By Morrison & Quitely
Publisher: Vertigo
ISBN: 9781401247027
Finally, after a rather lengthy disagreement with a certain third party, Flex Mentallo’s story has made it into paperback. Combining the talents of two of comicdom’s behemoths, this is an outlandish, bold, head-spinning and utterly distinct tale born from Morrison’s run on Doom Patrol.
Flex Mentallo is the only superhero in town. A massively-muscled he-man wearing little more than his leopard-print shorts and leather boots, he assists ordinary folk and the police with his astounding muscle-flexing powers. Flex believes he’s the only superhero because he was accidentally brought to life from the mind of his creator, a child who used to draw comic strips and birthed him from upon the page. But is that really the case? Although Flex is the titular character, the story's other main focus is the man who drew those strips in his childhood, and is slowly having a breakdown as he wrestles with the nature of his reality. So just which reality is true?
Typically Grant Morrison all the way through, the pages are over-flowing with brilliant throw-away ideas, many of which would have sustained a comic series or movie all in themselves. In direct contrast to the Superman mythos, we have a Kansas farmer vowing to send his infant child into space to save him from the turmoil on Earth, and the entire scene feels so much more sinister and futile than the noble hope of the Kryptonian alternative. There’s a whole host of dispensable heroes, many simply wonderful creations, taking comics a step-further into the absurd or magnificent. One of Flex’s villain’s is the Mentallium Man, a hulking great figure with five orbiting featureless spheres for heads. Each sphere, when rotated to become the head’, is like Kryptonite, offering a different kind of danger to Flex.

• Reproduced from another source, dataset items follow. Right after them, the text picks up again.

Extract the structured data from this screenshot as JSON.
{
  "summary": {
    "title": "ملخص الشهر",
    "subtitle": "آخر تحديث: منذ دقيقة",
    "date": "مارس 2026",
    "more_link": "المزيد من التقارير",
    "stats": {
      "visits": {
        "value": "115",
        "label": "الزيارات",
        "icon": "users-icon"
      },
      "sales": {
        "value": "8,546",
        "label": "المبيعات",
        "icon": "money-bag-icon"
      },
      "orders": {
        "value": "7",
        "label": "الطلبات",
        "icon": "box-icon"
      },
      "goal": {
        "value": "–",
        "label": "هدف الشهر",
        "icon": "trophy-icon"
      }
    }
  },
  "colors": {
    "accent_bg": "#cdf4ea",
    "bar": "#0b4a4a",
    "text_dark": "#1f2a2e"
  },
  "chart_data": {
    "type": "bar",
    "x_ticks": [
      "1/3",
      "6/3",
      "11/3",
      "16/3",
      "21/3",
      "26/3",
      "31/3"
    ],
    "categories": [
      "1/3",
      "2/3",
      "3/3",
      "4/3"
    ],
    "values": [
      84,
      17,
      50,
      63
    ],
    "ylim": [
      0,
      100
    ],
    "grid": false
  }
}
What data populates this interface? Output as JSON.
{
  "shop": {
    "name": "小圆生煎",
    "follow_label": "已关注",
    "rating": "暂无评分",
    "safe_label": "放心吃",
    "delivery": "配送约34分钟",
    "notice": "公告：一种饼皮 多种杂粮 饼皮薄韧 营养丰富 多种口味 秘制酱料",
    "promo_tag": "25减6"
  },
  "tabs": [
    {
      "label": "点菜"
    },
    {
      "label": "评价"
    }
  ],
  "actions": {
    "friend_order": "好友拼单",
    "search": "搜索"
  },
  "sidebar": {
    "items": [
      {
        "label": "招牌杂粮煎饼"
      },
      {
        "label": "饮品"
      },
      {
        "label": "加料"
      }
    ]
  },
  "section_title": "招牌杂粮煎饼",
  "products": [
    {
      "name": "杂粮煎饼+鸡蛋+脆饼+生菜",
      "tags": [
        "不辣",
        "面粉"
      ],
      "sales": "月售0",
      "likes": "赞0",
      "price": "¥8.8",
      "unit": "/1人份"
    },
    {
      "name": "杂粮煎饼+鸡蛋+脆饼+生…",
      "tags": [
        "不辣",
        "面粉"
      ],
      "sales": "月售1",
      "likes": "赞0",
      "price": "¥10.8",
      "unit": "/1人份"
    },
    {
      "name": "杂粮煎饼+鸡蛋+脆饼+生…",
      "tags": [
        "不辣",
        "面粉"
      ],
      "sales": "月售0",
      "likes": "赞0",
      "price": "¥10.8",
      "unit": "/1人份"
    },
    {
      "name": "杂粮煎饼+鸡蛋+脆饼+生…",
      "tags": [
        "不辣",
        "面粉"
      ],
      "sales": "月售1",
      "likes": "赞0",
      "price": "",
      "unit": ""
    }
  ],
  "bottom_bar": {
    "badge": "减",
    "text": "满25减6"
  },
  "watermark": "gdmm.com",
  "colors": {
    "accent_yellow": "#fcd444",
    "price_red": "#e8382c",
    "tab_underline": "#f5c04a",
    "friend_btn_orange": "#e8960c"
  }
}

The five varieties of Mentallium are Shocking Pink, Silver, Ultraviolet, Lethal Black M and Lamb & Turkey.
What really makes the book head and shoulders above so many others is that it’s all illustrated by Frank Quitely, the astonishingly ultra-detailed illustrative genius of the medium. With a script half as good this would still be a rip-roaring ride with Quitely drawing it, so the combination of two of comics’ heavyweights guarantees something special.